Today is Monday, March 13, the 72nd day of 2017. There are 293 days left in the year.

ASSOCIATED PRESS

On this date in:

1781: The seventh planet of the solar system, Uranus, is discovered by Sir William Herschel.

1865: Confederate President Jefferson Davis signs a measure allowing black slaves to enlist in the Confederate States Army with the promise they would be set free.

1925: The Tennessee General Assembly approves a bill prohibiting the teaching of the theory of evolution.

1947: The Alan Jay Lerner and Frederick Loewe musical “Brigadoon,” about a Scottish village which magically reappears once every 100 years, opens on Broadway.

1964: Bar manager Catherine “Kitty” Genovese, 28, is stabbed to death near her Queens, N.Y., home; the case gained notoriety over the supposed reluctance of Genovese’s neighbors to respond to her cries for help.

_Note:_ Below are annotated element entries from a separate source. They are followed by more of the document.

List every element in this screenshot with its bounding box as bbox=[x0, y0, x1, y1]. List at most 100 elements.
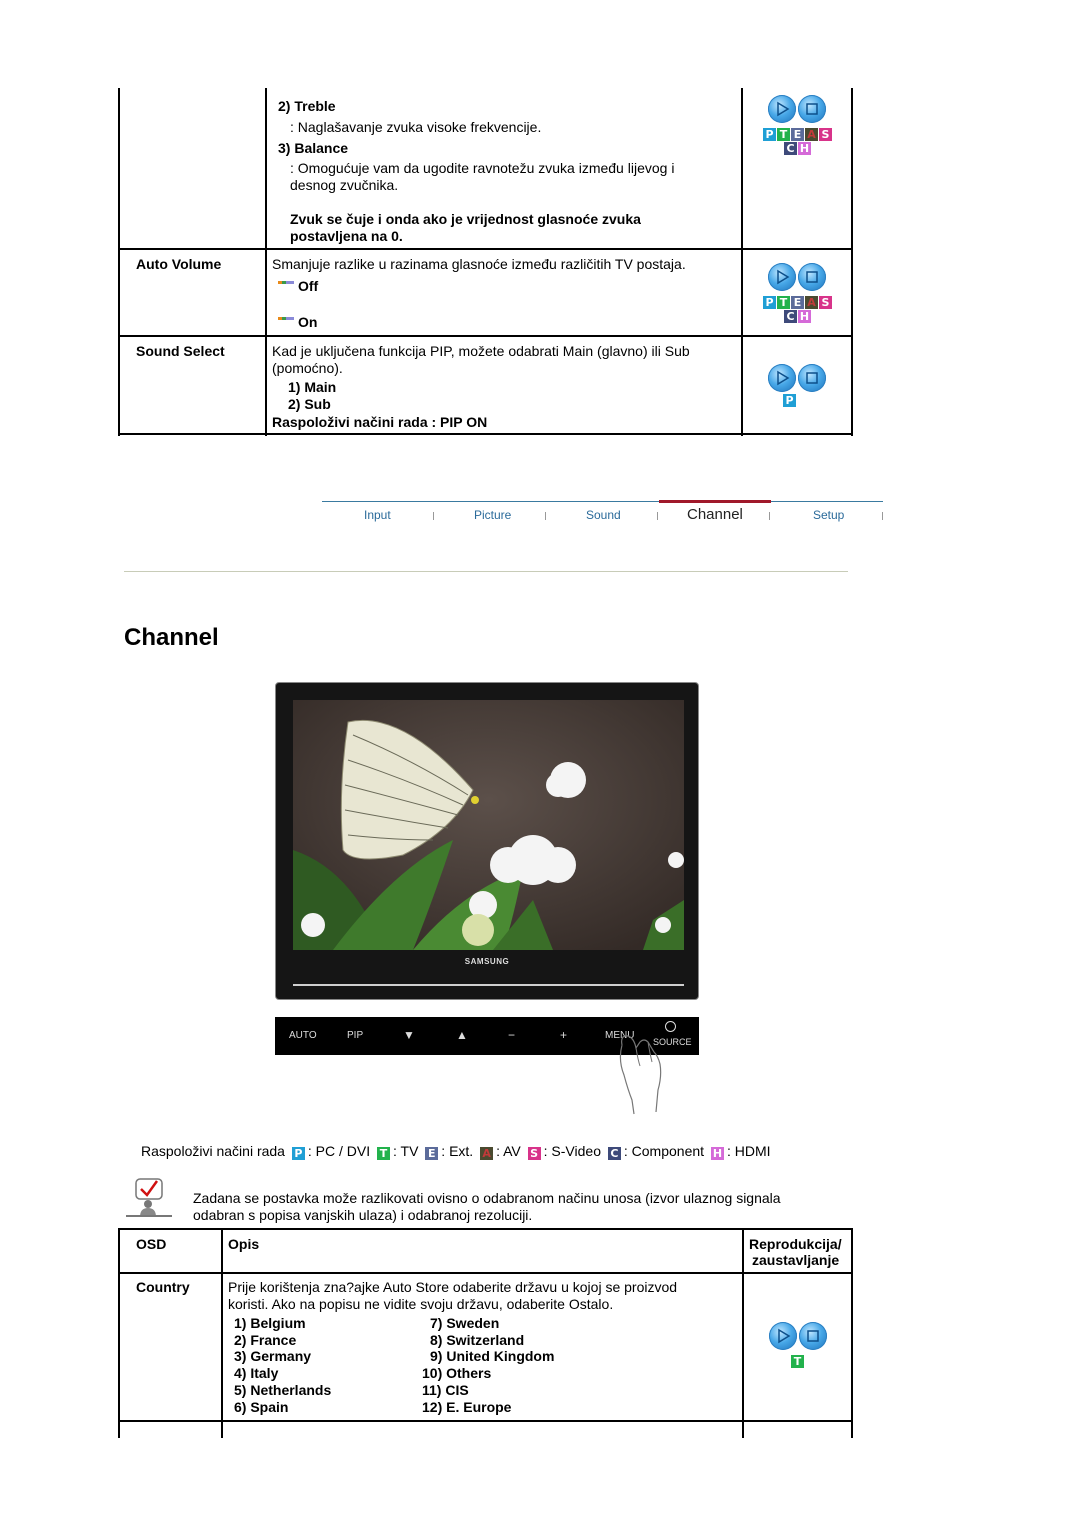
auto-button[interactable]: AUTO bbox=[289, 1030, 317, 1041]
hand-pointer-icon bbox=[619, 1035, 662, 1115]
table-border bbox=[118, 1228, 120, 1438]
country-item: 9) United Kingdom bbox=[430, 1348, 555, 1364]
country-item: 8) Switzerland bbox=[430, 1332, 525, 1348]
mode-c-icon: C bbox=[607, 1147, 621, 1160]
mode-t-icon: T bbox=[777, 296, 790, 309]
balance-label: 3) Balance bbox=[278, 140, 349, 156]
header-play-line1: Reprodukcija/ bbox=[749, 1236, 842, 1252]
table-border bbox=[742, 1228, 744, 1438]
treble-desc: : Naglašavanje zvuka visoke frekvencije. bbox=[290, 119, 542, 135]
play-icon[interactable] bbox=[768, 263, 796, 291]
mode-e-icon: E bbox=[425, 1147, 439, 1160]
mode-s-icon: S bbox=[819, 128, 832, 141]
mode-h-icon: H bbox=[798, 142, 811, 155]
play-icon[interactable] bbox=[768, 95, 796, 123]
country-item: 6) Spain bbox=[234, 1399, 289, 1415]
down-button[interactable]: ▼ bbox=[403, 1028, 415, 1042]
table-border bbox=[741, 88, 743, 436]
country-item: 10) Others bbox=[422, 1365, 492, 1381]
play-stop-icons[interactable] bbox=[768, 263, 830, 293]
header-play-line2: zaustavljanje bbox=[752, 1252, 840, 1268]
stop-icon[interactable] bbox=[798, 95, 826, 123]
country-desc-line1: Prije korištenja zna?ajke Auto Store oda… bbox=[228, 1279, 678, 1295]
legend-label: : Component bbox=[623, 1143, 705, 1159]
legend-label: : PC / DVI bbox=[307, 1143, 371, 1159]
legend-label: : S-Video bbox=[543, 1143, 601, 1159]
table-border bbox=[265, 88, 267, 436]
mode-badges: P T E A S C H bbox=[763, 296, 835, 326]
nav-separator bbox=[657, 512, 658, 520]
tab-picture[interactable]: Picture bbox=[474, 508, 511, 522]
table-border bbox=[118, 88, 120, 436]
mode-p-icon: P bbox=[291, 1147, 305, 1160]
tab-sound[interactable]: Sound bbox=[586, 508, 621, 522]
sound-select-desc-line1: Kad je uključena funkcija PIP, možete od… bbox=[272, 343, 690, 359]
play-stop-icons[interactable] bbox=[769, 1322, 831, 1352]
stop-icon[interactable] bbox=[799, 1322, 827, 1350]
header-desc: Opis bbox=[228, 1236, 260, 1252]
balance-desc-line2: desnog zvučnika. bbox=[290, 177, 399, 193]
nav-separator bbox=[882, 512, 883, 520]
mode-t-icon: T bbox=[777, 128, 790, 141]
table-border bbox=[118, 335, 853, 337]
bullet-icon bbox=[278, 317, 294, 320]
legend-label: : HDMI bbox=[726, 1143, 771, 1159]
legend-label: : AV bbox=[496, 1143, 521, 1159]
bullet-icon bbox=[278, 281, 294, 284]
stop-icon[interactable] bbox=[798, 263, 826, 291]
volume-note-line2: postavljena na 0. bbox=[290, 228, 403, 244]
nav-separator bbox=[769, 512, 770, 520]
play-icon[interactable] bbox=[768, 364, 796, 392]
mode-h-icon: H bbox=[798, 310, 811, 323]
table-border bbox=[851, 1228, 853, 1438]
nav-active-indicator bbox=[659, 500, 771, 503]
option-off: Off bbox=[298, 278, 319, 294]
play-stop-icons[interactable] bbox=[768, 364, 830, 394]
notice-line1: Zadana se postavka može razlikovati ovis… bbox=[193, 1190, 781, 1206]
mode-c-icon: C bbox=[784, 142, 797, 155]
plus-button[interactable]: + bbox=[560, 1028, 567, 1042]
osd-sound-select: Sound Select bbox=[136, 343, 225, 359]
nav-separator bbox=[433, 512, 434, 520]
mode-s-icon: S bbox=[819, 296, 832, 309]
table-border bbox=[221, 1228, 223, 1438]
pip-note: Raspoloživi načini rada : PIP ON bbox=[272, 414, 488, 430]
country-item: 3) Germany bbox=[234, 1348, 312, 1364]
play-stop-icons[interactable] bbox=[768, 95, 830, 125]
section-divider bbox=[124, 571, 848, 572]
note-icon bbox=[126, 1178, 172, 1217]
country-item: 2) France bbox=[234, 1332, 297, 1348]
treble-label: 2) Treble bbox=[278, 98, 336, 114]
country-item: 1) Belgium bbox=[234, 1315, 306, 1331]
option-main: 1) Main bbox=[288, 379, 337, 395]
tab-setup[interactable]: Setup bbox=[813, 508, 844, 522]
mode-s-icon: S bbox=[527, 1147, 541, 1160]
mode-a-icon: A bbox=[805, 128, 818, 141]
tab-input[interactable]: Input bbox=[364, 508, 391, 522]
mode-p-icon: P bbox=[763, 128, 776, 141]
mode-t-icon: T bbox=[791, 1355, 804, 1368]
pip-button[interactable]: PIP bbox=[347, 1030, 363, 1041]
play-icon[interactable] bbox=[769, 1322, 797, 1350]
option-sub: 2) Sub bbox=[288, 396, 331, 412]
country-item: 7) Sweden bbox=[430, 1315, 500, 1331]
volume-note-line1: Zvuk se čuje i onda ako je vrijednost gl… bbox=[290, 211, 641, 227]
section-title: Channel bbox=[124, 624, 219, 651]
up-button[interactable]: ▲ bbox=[456, 1028, 468, 1042]
mode-h-icon: H bbox=[710, 1147, 724, 1160]
mode-t-icon: T bbox=[376, 1147, 390, 1160]
tab-channel[interactable]: Channel bbox=[687, 506, 743, 523]
osd-country: Country bbox=[136, 1279, 190, 1295]
balance-desc-line1: : Omogućuje vam da ugodite ravnotežu zvu… bbox=[290, 160, 675, 176]
auto-volume-desc: Smanjuje razlike u razinama glasnoće izm… bbox=[272, 256, 686, 272]
country-item: 4) Italy bbox=[234, 1365, 279, 1381]
monitor-illustration: SAMSUNG bbox=[275, 682, 699, 1000]
option-on: On bbox=[298, 314, 318, 330]
minus-button[interactable]: − bbox=[508, 1028, 515, 1042]
header-osd: OSD bbox=[136, 1236, 167, 1252]
osd-auto-volume: Auto Volume bbox=[136, 256, 222, 272]
legend-label: : TV bbox=[392, 1143, 419, 1159]
mode-e-icon: E bbox=[791, 296, 804, 309]
table-border bbox=[851, 88, 853, 436]
stop-icon[interactable] bbox=[798, 364, 826, 392]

1980: Ford Motor Co. Chairman Henry Ford II announces he is stepping down, the same day a jury in Winamac, Ind., found the company not guilty of reckless homicide in the fiery deaths of three young women in a Ford Pinto.

1996: A gunman bursts into an elementary school in Dunblane, Scotland, and opens fire, killing 16 children and one teacher before killing himself.

VINDICATOR FILES

1992: Youngstown State University professor Thomas A. Shipka, rejected as a candidate for university president, resigns from the Academic Senate because of what he called “improprieties” in the presidential search.

Citing staff cuts through attrition and the movement of some work to low-cost Mexican factories, Packard Electric says it reached its 1991 cost-cutting goals, which allowed it to keep its General Motors Corp. business in North America.

Ohio Secretary of State Robert Taft, a Republican, breaks the deadlock on who should serve as director of the Trumbull County Board of Elections, naming Patricia Fisher to replace Lyn Augustine, who was director for nine years.

1977: A slice of Trumbull County history is decaying amid pigeon droppings, spiderwebs and dust in the dome of the Trumbull County Courthouse.

The Spaulding Report, issued to the Youngstown Board of Education telling it how to save $400,000, would have the district eliminate 31 administrative and teaching positions and close three schools.

B.F. Webster, executive director of Trumbull Memorial Hospital, says the hospital is undertaking a $1.5 million internal expansion and renovation program.

1967: Conway Ford Inc. of Belmont Avenue buys land at Mahoning Avenue and Viall Road and will relocate to a new $350,000 showroom there.

About 150 Youngstown teens attend an organizational meeting for a Youth Council aimed at redirecting activity of youths away from gangs.

Sex education for junior high-school students is discussed by Lisbon Exempted Village Board of Education.

Representatives of Pratt & Whitney Aircraft form East Hartford, Conn., are coming to Youngstown to conduct job interviews for computer specialists, engineers, designers, technical writers and researchers.

1942: More than 3,500 people visit Stambaugh Auditorium for the Home Show. Ben Bernie and his Stage Stars will appear in four shows on the closing day.

Warren, which was given a federal grant to build its own water treatment plant, asks the Mahoning Valley Sanitary District to help provide the city’s needs until the new plant is built.

An editorial in support of a Lake Erie to Ohio River Canal says the primary opposition has historically come from the railroads. It quotes a recent report out of Texas: “The huge un-American railroad lobby has done its best to strangle every transportation facility in America except its own.”